From 2000 to 2004, she served as the legal director for the Ministry of Labour, from 2004 to 2008 as the director of the Crown Law Office-Civil, and then became the assistant deputy attorney general, Civil Law Division. Upon concluding an eight-year term in that role, Wilson became special legal advisor at the Investment Management Corporation of Ontario.

In 2009, she received the South Asian Bar Association's Distinguished Career Award. In 2012, her alma mater, Osgoode Hall Law School, awarded her a Gold Key Award for the Public Sector. In 2015 the Federation of Asian Canadian Lawyers awarded her the Lawyer of Distinction Award.

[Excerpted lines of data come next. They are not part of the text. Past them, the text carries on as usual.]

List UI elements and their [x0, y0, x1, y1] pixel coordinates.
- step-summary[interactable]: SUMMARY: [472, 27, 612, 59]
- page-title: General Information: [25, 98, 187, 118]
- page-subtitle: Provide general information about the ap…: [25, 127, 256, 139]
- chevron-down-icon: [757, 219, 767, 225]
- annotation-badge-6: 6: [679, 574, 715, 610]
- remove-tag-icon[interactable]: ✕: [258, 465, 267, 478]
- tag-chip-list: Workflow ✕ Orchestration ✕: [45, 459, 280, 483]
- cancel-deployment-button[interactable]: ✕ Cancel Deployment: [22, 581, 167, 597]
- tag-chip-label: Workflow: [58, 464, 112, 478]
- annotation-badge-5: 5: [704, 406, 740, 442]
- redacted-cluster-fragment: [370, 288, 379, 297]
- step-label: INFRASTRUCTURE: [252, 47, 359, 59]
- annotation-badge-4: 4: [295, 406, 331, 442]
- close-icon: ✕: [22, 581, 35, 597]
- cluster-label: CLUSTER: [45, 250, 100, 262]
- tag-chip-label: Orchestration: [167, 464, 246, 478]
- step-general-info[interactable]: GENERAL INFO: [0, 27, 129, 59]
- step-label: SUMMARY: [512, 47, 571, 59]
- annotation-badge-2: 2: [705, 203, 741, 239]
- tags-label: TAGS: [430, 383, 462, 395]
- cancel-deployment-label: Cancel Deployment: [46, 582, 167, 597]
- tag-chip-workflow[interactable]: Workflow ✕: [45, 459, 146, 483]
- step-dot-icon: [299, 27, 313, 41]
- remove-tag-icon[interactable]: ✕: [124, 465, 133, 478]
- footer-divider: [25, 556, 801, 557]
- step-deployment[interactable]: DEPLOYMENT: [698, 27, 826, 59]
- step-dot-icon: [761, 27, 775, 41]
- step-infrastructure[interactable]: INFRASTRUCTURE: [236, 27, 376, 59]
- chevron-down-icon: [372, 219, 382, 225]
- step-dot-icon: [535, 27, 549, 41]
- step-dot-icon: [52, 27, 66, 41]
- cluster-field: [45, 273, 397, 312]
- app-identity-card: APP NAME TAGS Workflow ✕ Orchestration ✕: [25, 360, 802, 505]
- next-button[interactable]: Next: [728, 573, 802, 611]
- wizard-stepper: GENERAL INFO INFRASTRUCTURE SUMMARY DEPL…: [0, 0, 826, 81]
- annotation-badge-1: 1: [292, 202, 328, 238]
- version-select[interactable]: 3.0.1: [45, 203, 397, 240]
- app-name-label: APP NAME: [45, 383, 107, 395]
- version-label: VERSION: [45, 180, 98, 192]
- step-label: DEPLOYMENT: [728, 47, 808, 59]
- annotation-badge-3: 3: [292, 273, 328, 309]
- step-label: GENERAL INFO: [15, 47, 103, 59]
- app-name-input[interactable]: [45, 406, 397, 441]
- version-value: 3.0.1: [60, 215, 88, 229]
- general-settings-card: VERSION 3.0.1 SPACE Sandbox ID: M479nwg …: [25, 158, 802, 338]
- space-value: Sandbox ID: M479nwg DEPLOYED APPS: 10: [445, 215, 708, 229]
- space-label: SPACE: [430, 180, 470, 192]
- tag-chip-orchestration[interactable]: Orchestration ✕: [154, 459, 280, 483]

After her time at the Ministry of the Attorney General of Ontario, Wilson transferred to the Investment Management Corporation of Ontario in November 2016 to work as special legal advisor.

She co-founded Nava Wilson LLP, a Toronto-based law firm, in 2017.

She currently serves on the Principal's Advisory Group at the University of Toronto Scarborough.

== Supreme Court of Canada cases ==
=== Notable cases ===
Wilson has appeared before the Supreme Court of Canada on the following cases:

- Carter v. Canada, 2016 SCC 4
- John Doe v Ontario (Finance), 2014 SCC 36
- Bruno Appliance and Furniture, Inc v Hryniak, 2014 SCC 8
- Ontario (Minister of Finance) v. Ontario (Information and Privacy Commissioner), 2014 SCC 36
- Grassy Narrows First Nations v. Ontario (Natural Resources), 2014 SCC 48
- Her Majesty the Queen v Criminal Lawyers' Association of Ontario, 2013 SCC 43
- Penner v Niagara (Regional Police Services Board), 2013 SCC 19
- Antrim Truck Centre Ltd v Ontario (Transportation), 2013 SCC 13
- Lax Kw'alaams Indian Band v Canada (Attorney General), 2011 SCC 56*
- R v Imperial Tobacco Canada Ltd, 2011 SCC 42
- Phillion v. Ontario (Attorney General), 2014 CarswellOnt 14330
- Kenneth Hill v. Brittany Beaver, 2020 Carswell Ont 455
- Tercon Contractors Ltd. v. British Columbia (Minister of Transportation & Highways) 2010 SCC 4
- Rio Tinto Alcan Inc. v. Carrier Sekani Tribal Council 2010 SCC 43*
- D. (B.) v. Children's Aid Society of Halton (Region) 2007 SCC 38
- Blank v. Canada (Department of Justice) 2006 SCC 39

== Advocacy ==

Since joining Nava Wilson LLP, Wilson has represented the Tamil Canadian diaspora at the United Nations Human Rights Council (UNHRC) with respect to the crimes against humanity and war crimes that are alleged to have been committed against the Tamils of Sri Lanka during the Civil War. She was a member of the global Tamil diaspora team that was successful in keeping in place United Nations Resolution 40/1 at the UNHRC, which holds the government of Sri Lanka accountable.

In the 2019 Canadian federal elections, Wilson successfully served as a campaign co-chair for Mary Ng, Member of Parliament for the Liberal Party of Canada (Markham-Thornhill), who was re-elected, winning 53.75% of the votes.

Wilson was also elected as the riding chair for the Markham-Thornhill Federal Liberal Association in 2020.